24 Ocak 1920’de yapılan seçimlerde Siirt Müdafaa-i Hukuk Cemiyeti Başkanı Halil Hulki Bey Siirt milletvekili seçildi. İstanbul’a gidemeyen Halil Hulki Bey, Ankara’da açılan Büyük Millet Meclisine katıldı44. Seçimler sonrası Siirt Müdafaa-i Hukuk Cemiyeti Başkanı Halil Hulki Bey’in milletvekili seçilerek şehirden ayrılması sonrasında derneğin başkanlığını Ömer Atalay sürdürdü.

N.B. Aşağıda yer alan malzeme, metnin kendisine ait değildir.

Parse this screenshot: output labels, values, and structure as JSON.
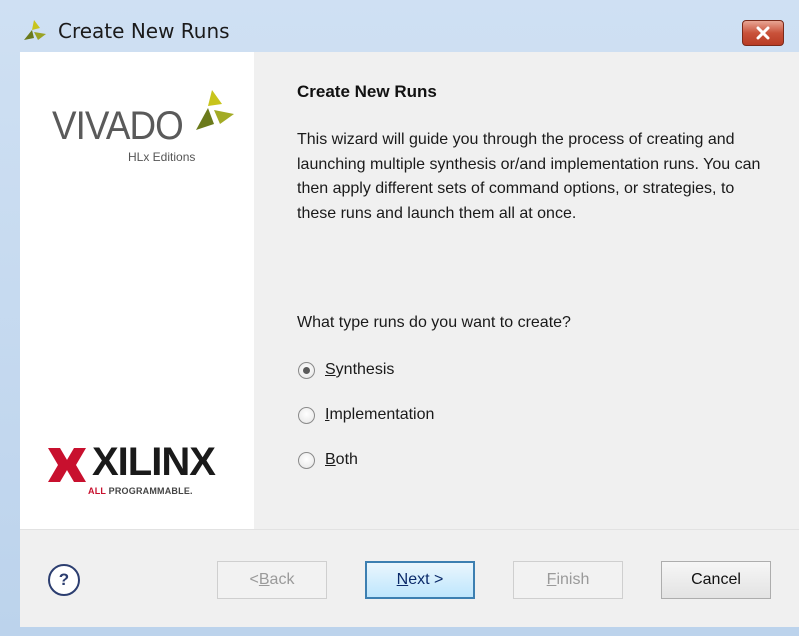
{
  "window": {
    "title": "Create New Runs",
    "close_icon": "close-icon",
    "title_icon": "vivado-leaf-icon"
  },
  "sidebar": {
    "vivado_logo_text": "VIVADO",
    "vivado_subtitle": "HLx Editions",
    "xilinx_logo_text": "XILINX",
    "xilinx_tagline_a": "ALL ",
    "xilinx_tagline_b": "PROGRAMMABLE."
  },
  "content": {
    "heading": "Create New Runs",
    "description": "This wizard will guide you through the process of creating and launching multiple synthesis or/and implementation runs. You can then apply different sets of command options, or strategies, to these runs and launch them all at once.",
    "question": "What type runs do you want to create?",
    "options": [
      {
        "key": "S",
        "rest": "ynthesis",
        "checked": true
      },
      {
        "key": "I",
        "rest": "mplementation",
        "checked": false
      },
      {
        "key": "B",
        "rest": "oth",
        "checked": false
      }
    ]
  },
  "footer": {
    "help_label": "?",
    "back": {
      "prefix": "< ",
      "key": "B",
      "rest": "ack"
    },
    "next": {
      "key": "N",
      "rest": "ext >"
    },
    "finish": {
      "key": "F",
      "rest": "inish"
    },
    "cancel": "Cancel"
  },
  "colors": {
    "accent": "#3c7fb1",
    "xilinx_red": "#c8102e",
    "vivado_leaf_dark": "#6b7a1b",
    "vivado_leaf_light": "#c8c41c"
  }
}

Siirt, işgallere karşı duruşunu ve Milli Mücadeleye olan desteğini göstermek için her türlü imkânını seferber etti. Siirt Müftüsü ve Müdafaa-i Hukuk Cemiyeti üyesi Ömer Atalay, Şeyhülislam Dürrizadenin Milli Mücadele aleyhinde verdiği fetvayı reddederek, Ankara Müftüsü Rıfat Efendi’nin Milli Mücadele lehinde verdiği fetvayı tasdik edip destekledi. 23 Nisan 1920’de açılan Büyük Millet Meclisi’nin üyeleri arasında Siirt’i temsilen; Mustafa, Necmeddin, Hacı Nuri, Kadri ve Salih Efendilerin yanında Halil Hulki Bey de katıldı.